Re: packers, impact etc
- Yep, impacts are impacts and the more we can reduce ours the better we leave the place. And since many of you have children, perhaps you would like to leave the place in as good or better shape for them. In 35 years of working in the backcountry I've yet to find anyone TOO concerned about leaving impact.
There used to be a saying in backpacking; "watch the ounces and the pounds will take care of themselves". In some ways this can also be applied to minimum impact.
During my patrols I have seen first hand the result from people sitting on a log, rock, tent etc. with heavy soled boots, unwittingly grinding their heels into plants and soil. Watch this day after day, week after week summer after summer and the impacts become quite apparent (and measurable), especially in and around camp.

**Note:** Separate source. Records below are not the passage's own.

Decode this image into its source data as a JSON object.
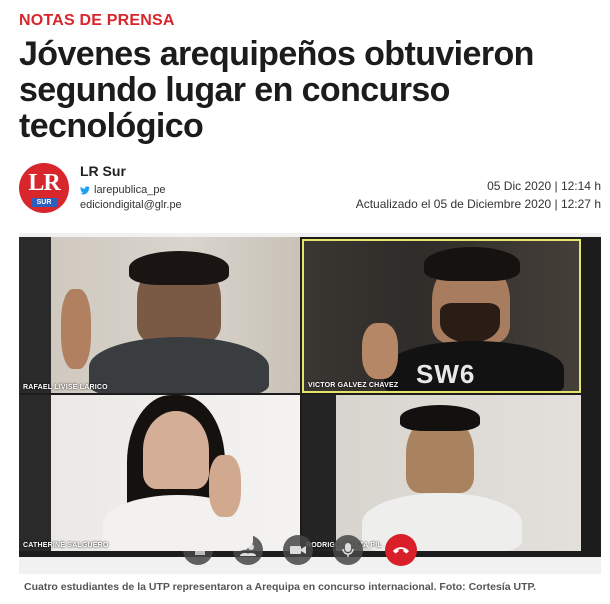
{
  "article": {
    "kicker": "NOTAS DE PRENSA",
    "headline": "Jóvenes arequipeños obtuvieron segundo lugar en concurso tecnológico",
    "author": {
      "logo_text": "LR",
      "logo_sub": "SUR",
      "name": "LR Sur",
      "twitter": "larepublica_pe",
      "email": "ediciondigital@glr.pe"
    },
    "published": "05 Dic 2020 | 12:14 h",
    "updated": "Actualizado el 05 de Diciembre 2020 | 12:27 h",
    "photo": {
      "participants": [
        "RAFAEL LIVISE LARICO",
        "VICTOR GALVEZ CHAVEZ",
        "CATHERINE SALGUERO",
        "RODRIGO CHAZA PIL"
      ],
      "shirt_text": "SW6",
      "controls": [
        "chat-icon",
        "participants-icon",
        "camera-icon",
        "microphone-icon",
        "hang-up-icon"
      ]
    },
    "caption": "Cuatro estudiantes de la UTP representaron a Arequipa en concurso internacional. Foto: Cortesía UTP."
  },
  "colors": {
    "accent": "#d7262c",
    "twitter": "#1da1f2",
    "active_speaker_border": "#e6e36a",
    "hang_up": "#d9202a"
  }
}
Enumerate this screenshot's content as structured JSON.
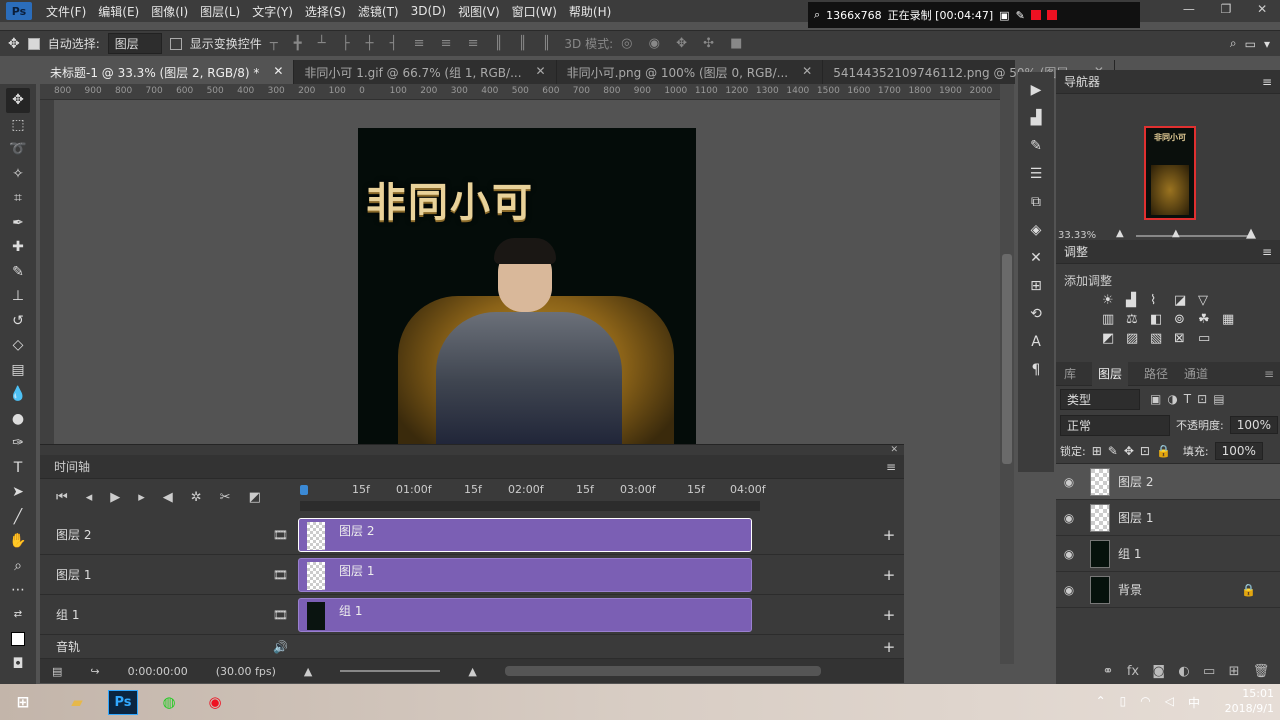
{
  "app": {
    "logo": "Ps"
  },
  "menu": [
    "文件(F)",
    "编辑(E)",
    "图像(I)",
    "图层(L)",
    "文字(Y)",
    "选择(S)",
    "滤镜(T)",
    "3D(D)",
    "视图(V)",
    "窗口(W)",
    "帮助(H)"
  ],
  "recorder": {
    "resolution": "1366x768",
    "status": "正在录制 [00:04:47]"
  },
  "options": {
    "auto_select_label": "自动选择:",
    "auto_select_value": "图层",
    "show_transform_label": "显示变换控件",
    "mode3d_label": "3D 模式:"
  },
  "tabs": [
    {
      "label": "未标题-1 @ 33.3% (图层 2, RGB/8) *",
      "active": true
    },
    {
      "label": "非同小可 1.gif @ 66.7% (组 1, RGB/...",
      "active": false
    },
    {
      "label": "非同小可.png @ 100% (图层 0, RGB/...",
      "active": false
    },
    {
      "label": "54144352109746112.png @ 50% (图层...",
      "active": false
    }
  ],
  "ruler_top": [
    "800",
    "900",
    "800",
    "700",
    "600",
    "500",
    "400",
    "300",
    "200",
    "100",
    "0",
    "100",
    "200",
    "300",
    "400",
    "500",
    "600",
    "700",
    "800",
    "900",
    "1000",
    "1100",
    "1200",
    "1300",
    "1400",
    "1500",
    "1600",
    "1700",
    "1800",
    "1900",
    "2000"
  ],
  "document": {
    "title_art": "非同小可"
  },
  "navigator": {
    "title": "导航器",
    "zoom": "33.33%"
  },
  "adjustments": {
    "title": "调整",
    "add_label": "添加调整"
  },
  "layers_panel": {
    "tabs": [
      "库",
      "图层",
      "路径",
      "通道"
    ],
    "active_tab": "图层",
    "filter_label": "类型",
    "blend_mode": "正常",
    "opacity_label": "不透明度:",
    "opacity_value": "100%",
    "lock_label": "锁定:",
    "fill_label": "填充:",
    "fill_value": "100%",
    "layers": [
      {
        "name": "图层 2",
        "selected": true,
        "dark": false
      },
      {
        "name": "图层 1",
        "selected": false,
        "dark": false
      },
      {
        "name": "组 1",
        "selected": false,
        "dark": true
      },
      {
        "name": "背景",
        "selected": false,
        "dark": true
      }
    ]
  },
  "timeline": {
    "title": "时间轴",
    "ruler": [
      "15f",
      "01:00f",
      "15f",
      "02:00f",
      "15f",
      "03:00f",
      "15f",
      "04:00f"
    ],
    "tracks": [
      {
        "name": "图层 2",
        "clip": "图层 2",
        "selected": true
      },
      {
        "name": "图层 1",
        "clip": "图层 1",
        "selected": false
      },
      {
        "name": "组 1",
        "clip": "组 1",
        "selected": false
      }
    ],
    "audio_label": "音轨",
    "time": "0:00:00:00",
    "fps": "(30.00 fps)"
  },
  "clock": {
    "time": "15:01",
    "date": "2018/9/1"
  },
  "colors": {
    "accent_clip": "#7b5fb4",
    "bg_panel": "#3c3c3c",
    "record_red": "#e12222"
  }
}
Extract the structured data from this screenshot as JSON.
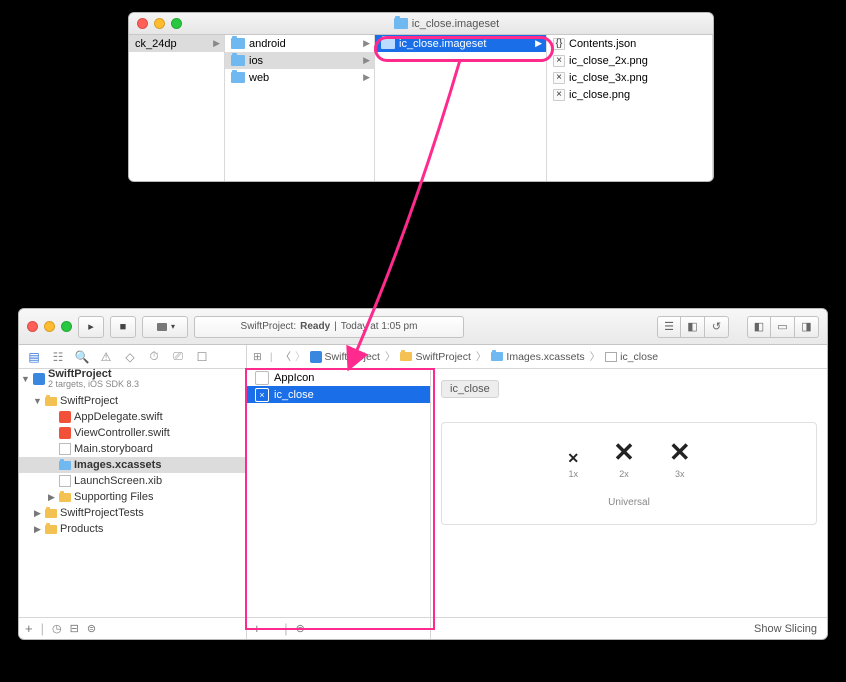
{
  "finder": {
    "title": "ic_close.imageset",
    "col0": {
      "item": "ck_24dp"
    },
    "col1": {
      "items": [
        "android",
        "ios",
        "web"
      ]
    },
    "col2": {
      "items": [
        "ic_close.imageset"
      ]
    },
    "col3": {
      "items": [
        "Contents.json",
        "ic_close_2x.png",
        "ic_close_3x.png",
        "ic_close.png"
      ]
    }
  },
  "xcode": {
    "status_project": "SwiftProject:",
    "status_state": "Ready",
    "status_sep": "|",
    "status_time": "Today at 1:05 pm",
    "breadcrumb": [
      "SwiftProject",
      "SwiftProject",
      "Images.xcassets",
      "ic_close"
    ],
    "tree": {
      "root": "SwiftProject",
      "root_sub": "2 targets, iOS SDK 8.3",
      "group1": "SwiftProject",
      "files": [
        "AppDelegate.swift",
        "ViewController.swift",
        "Main.storyboard",
        "Images.xcassets",
        "LaunchScreen.xib"
      ],
      "supporting": "Supporting Files",
      "tests": "SwiftProjectTests",
      "products": "Products"
    },
    "assets": {
      "list": [
        "AppIcon",
        "ic_close"
      ],
      "preview_title": "ic_close",
      "scales": [
        "1x",
        "2x",
        "3x"
      ],
      "universal": "Universal"
    },
    "show_slicing": "Show Slicing"
  }
}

I'm not saying everyone needs to go out and buy camp shoes, or hike in running shoes, I'm merely stating the facts.
All of the above has nothing to do with horses, dogs, bikes, motorcycles; it has to do with us, hikers.
If we want to talk about horses we can do that, but I don't think there are many people on this forum using them.
Lastly, yes, we are all hypocrites, the only species on earth that are.
Walk the Sky: Following the John Muir Trail
--- In email@example.com, Peter Burke <pburke@...> wrote:
> On 3/4/2010 10:26 PM, John wrote:
> > >
> > > I find it ironic that people here are concerned about wearing rigid
> > > boots in camp, when on the next day a group of 10 horses and pack
> > > animals can make camp in the same area, giving camp erosion a whole new
> > > meaning.
> > >
> > Chances are, if you are smart, you won't be camping in a "horse" camp.
> > Therefore in a hikers camp, the impacts are all ours.
> so it is ok for horses to tear up another area? this makes no sense to
> me. Impact is impact.
> > Just because pack trains cause more damage than hikers do, isn't a
> > valid reason not to care about our impact.
> agreed, but I don't see how the type of my footwear will make any
> measurable difference anywhere, while cutting back on stock will
> dramatically change trail erosion and get rid of those ridiculous stock
> gates on the trail. Also, if everyone was so concerned about their own
> impact to go as far as to pick footwear based on soil erosion potential,
> we should all just stay home - nothing better for the wilderness than
> your complete absence. But then we are selfish and want to be there, and
> that comes with impact. We accept that, and don't deal with that very
> basic initial choice we make. Once we arrive at that point, we suddenly
> care and make these band-aid fixes to feel like we are doing all we can.